Jawab Kekhawatiran Publik, Oditur Militer Janji Transparansi Penanganan Kasus Andrie Yunus

Oleh: Panji Septo R
Minggu, 12 April 2026 | 15:21 WIB
Kasus Andrie Yunus (Foto/Ist)
Kasus Andrie Yunus (Foto/Ist)

BeritaNasional.com - Oditur Militer Jakarta merespons kekhawatiran publik terkait transparansi proses hukum dalam perkara eror penyiraman air keras yang menimpa Wakil Koordinator KontraS, Andrie Yunus.

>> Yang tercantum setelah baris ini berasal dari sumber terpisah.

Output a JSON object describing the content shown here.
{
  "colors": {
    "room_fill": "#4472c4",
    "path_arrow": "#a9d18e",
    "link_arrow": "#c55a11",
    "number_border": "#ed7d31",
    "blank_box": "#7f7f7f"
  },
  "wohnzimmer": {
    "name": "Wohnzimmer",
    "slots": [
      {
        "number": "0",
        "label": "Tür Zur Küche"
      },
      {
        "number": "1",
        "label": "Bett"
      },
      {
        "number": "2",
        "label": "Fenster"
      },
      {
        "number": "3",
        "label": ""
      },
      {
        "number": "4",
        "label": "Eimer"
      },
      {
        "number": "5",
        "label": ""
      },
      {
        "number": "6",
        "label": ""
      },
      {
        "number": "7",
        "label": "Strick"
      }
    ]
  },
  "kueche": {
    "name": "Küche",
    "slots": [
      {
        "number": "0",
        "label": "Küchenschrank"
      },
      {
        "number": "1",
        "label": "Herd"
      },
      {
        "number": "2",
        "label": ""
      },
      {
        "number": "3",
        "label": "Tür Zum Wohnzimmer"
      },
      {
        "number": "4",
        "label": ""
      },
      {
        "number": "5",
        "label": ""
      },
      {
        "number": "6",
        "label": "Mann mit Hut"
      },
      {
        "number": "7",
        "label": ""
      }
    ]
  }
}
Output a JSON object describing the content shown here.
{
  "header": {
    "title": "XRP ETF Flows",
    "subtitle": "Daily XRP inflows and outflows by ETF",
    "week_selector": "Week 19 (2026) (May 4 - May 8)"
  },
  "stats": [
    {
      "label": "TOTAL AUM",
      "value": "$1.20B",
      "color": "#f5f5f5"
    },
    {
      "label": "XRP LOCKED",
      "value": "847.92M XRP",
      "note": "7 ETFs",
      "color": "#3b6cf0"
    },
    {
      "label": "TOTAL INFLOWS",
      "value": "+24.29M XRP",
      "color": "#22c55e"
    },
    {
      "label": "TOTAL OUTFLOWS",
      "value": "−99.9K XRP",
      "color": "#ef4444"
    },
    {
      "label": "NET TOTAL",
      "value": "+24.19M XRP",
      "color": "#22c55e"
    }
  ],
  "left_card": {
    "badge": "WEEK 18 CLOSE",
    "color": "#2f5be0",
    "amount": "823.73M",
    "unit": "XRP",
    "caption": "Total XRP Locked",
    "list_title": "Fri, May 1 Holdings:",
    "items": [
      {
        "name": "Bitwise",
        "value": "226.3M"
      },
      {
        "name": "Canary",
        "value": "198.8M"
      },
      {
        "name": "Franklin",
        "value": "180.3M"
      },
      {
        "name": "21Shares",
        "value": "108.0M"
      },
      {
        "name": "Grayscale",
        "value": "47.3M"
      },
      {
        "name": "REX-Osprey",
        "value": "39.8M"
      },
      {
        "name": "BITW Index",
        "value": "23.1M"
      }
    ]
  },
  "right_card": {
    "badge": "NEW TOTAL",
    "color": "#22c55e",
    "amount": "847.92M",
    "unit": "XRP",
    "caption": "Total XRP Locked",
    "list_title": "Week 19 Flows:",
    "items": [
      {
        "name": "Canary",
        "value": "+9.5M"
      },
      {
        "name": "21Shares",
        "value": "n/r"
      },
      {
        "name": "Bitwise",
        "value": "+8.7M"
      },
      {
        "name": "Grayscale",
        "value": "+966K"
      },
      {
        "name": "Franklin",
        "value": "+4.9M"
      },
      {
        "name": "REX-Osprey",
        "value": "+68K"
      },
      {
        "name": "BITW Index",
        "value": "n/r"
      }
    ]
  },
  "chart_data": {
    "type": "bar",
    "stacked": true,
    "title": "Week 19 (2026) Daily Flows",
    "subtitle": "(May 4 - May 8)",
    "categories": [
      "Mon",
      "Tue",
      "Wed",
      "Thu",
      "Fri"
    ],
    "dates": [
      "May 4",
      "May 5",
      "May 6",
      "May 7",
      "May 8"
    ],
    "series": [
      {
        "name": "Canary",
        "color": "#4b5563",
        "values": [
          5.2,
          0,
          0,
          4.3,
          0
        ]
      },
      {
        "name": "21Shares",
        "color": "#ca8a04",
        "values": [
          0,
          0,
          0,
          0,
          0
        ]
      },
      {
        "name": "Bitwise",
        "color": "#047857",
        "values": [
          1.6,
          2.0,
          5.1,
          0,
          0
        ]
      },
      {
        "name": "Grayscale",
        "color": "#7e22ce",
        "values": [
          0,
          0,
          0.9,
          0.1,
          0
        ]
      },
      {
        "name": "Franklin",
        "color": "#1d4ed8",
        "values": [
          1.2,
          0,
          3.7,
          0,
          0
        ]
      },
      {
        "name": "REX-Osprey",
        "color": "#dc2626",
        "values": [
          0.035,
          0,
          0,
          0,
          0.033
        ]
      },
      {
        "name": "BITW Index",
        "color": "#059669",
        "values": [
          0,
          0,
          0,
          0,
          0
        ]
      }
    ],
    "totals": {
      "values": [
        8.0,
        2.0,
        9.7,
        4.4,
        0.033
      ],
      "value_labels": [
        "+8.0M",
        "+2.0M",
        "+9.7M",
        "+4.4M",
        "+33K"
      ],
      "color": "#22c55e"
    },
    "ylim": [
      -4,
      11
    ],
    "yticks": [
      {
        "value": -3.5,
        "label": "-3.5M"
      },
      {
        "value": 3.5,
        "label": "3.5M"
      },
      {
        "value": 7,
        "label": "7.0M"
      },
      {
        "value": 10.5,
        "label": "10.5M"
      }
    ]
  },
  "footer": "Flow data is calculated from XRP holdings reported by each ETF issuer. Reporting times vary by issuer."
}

Oditur Militer Kolonel Chk Andri Wijaya memastikan institusinya tetap membuka diri pada informasi dan masukan publik sesuai koridor hukum meski seluruhnya ditangani di peradilan militer.

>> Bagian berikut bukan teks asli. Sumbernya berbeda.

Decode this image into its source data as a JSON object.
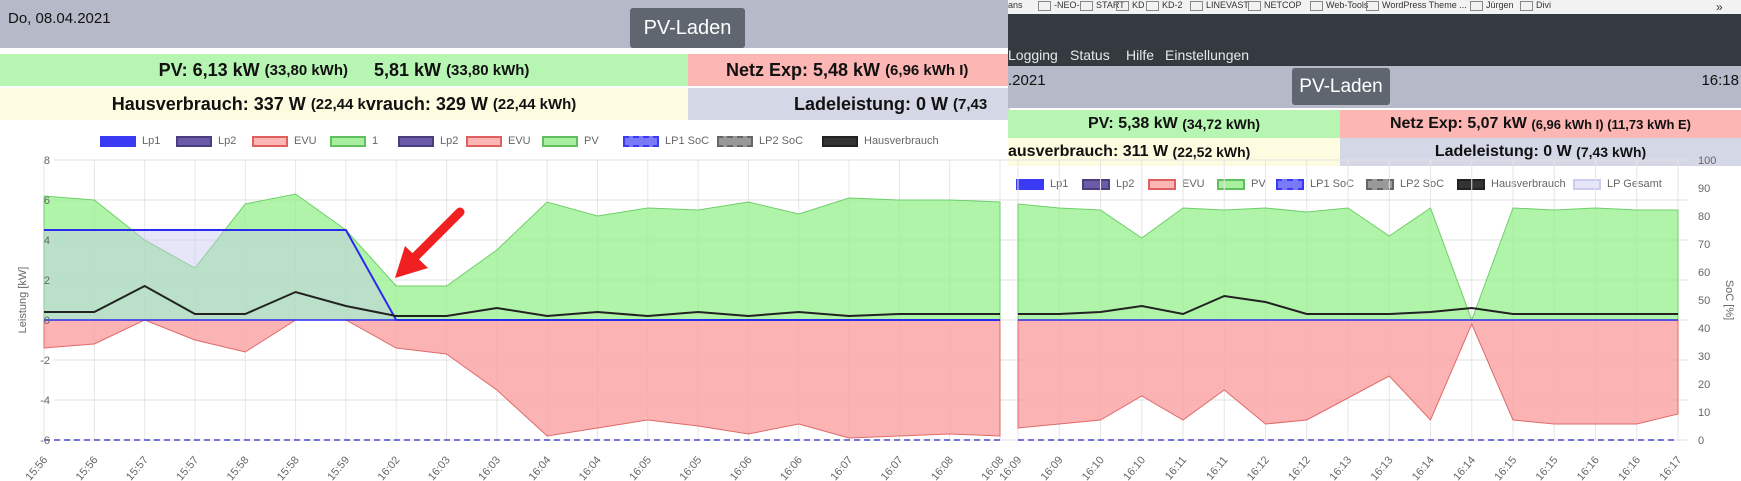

“Oditur Militer Jakarta akan terus transparan dalam melakukan penuntutan, mempertimbangkan aspek kepastian hukum, keadilan dan akuntable,” ujar Andri kepada wartawan via WhatsApp, Minggu (12/4/2026).

“Dengan cara senantiasa terbuka terhadap perkembangan informasi dan masukan dari publik,” tambahnya.

Meski memberikan penegaskan terhadap keterbukaan, Andri mengatakan pihaknya akan tetap mengikuti batas aturan perundang-undangan.

“Sepanjang tidak bertentangan dengan mekanisme UU Peradilan Militer maupun ketentuan hukum lainnya,” ujarnya.

Sebagai informasi, saat ini penyidik Pusat Polisi Militer (Puspom) TNI telah menyelesaikan seluruh rangkaian proses penyidikan kasus teror penyiraman air keras yang melibatkan empat prajurit Denma BAIS TNI.

Sehingga saat ini Otmil II-07 Jakarta masih melakukan pemeriksaan kelengkapan berkas syarat formil dan materil terhadap empat tersangka berinisial SL (Lettu), NDP (Kapten), BHW (Lettu), dan ES (Serda).

Sementara itu, Tim Advokasi untuk Demokrasi (TAUD) telah melaporkan kasus ini diwakili pelapor Gema Gita Persada terdaftar nomor LP/B/136/IV/2026/SPKT/Bareskrim Polri pada Rabu (8/4/2026).

Laporan itu menyertakan dugaan tindak pidana sesuai Pasal 459 juncto Pasal 17 dan/atau Pasal 469 ayat (1) juncto Pasal 470 KUHP tentang percobaan pembunuhan berencana atau penganiayaan berat, serta Pasal 601 dan Pasal 602 juncto Pasal 612 KUHP tentang tindak pidana terorisme.

“Dari awal juga kami merasa janggal karena empat pelaku dari pihak TNI tidak pernah dimunculkan ke publik, tidak pernah dirilis mukanya, identitas, dan lain sebagainya, namanya,” kata Koordinator KontraS Dimas Bagus Arya.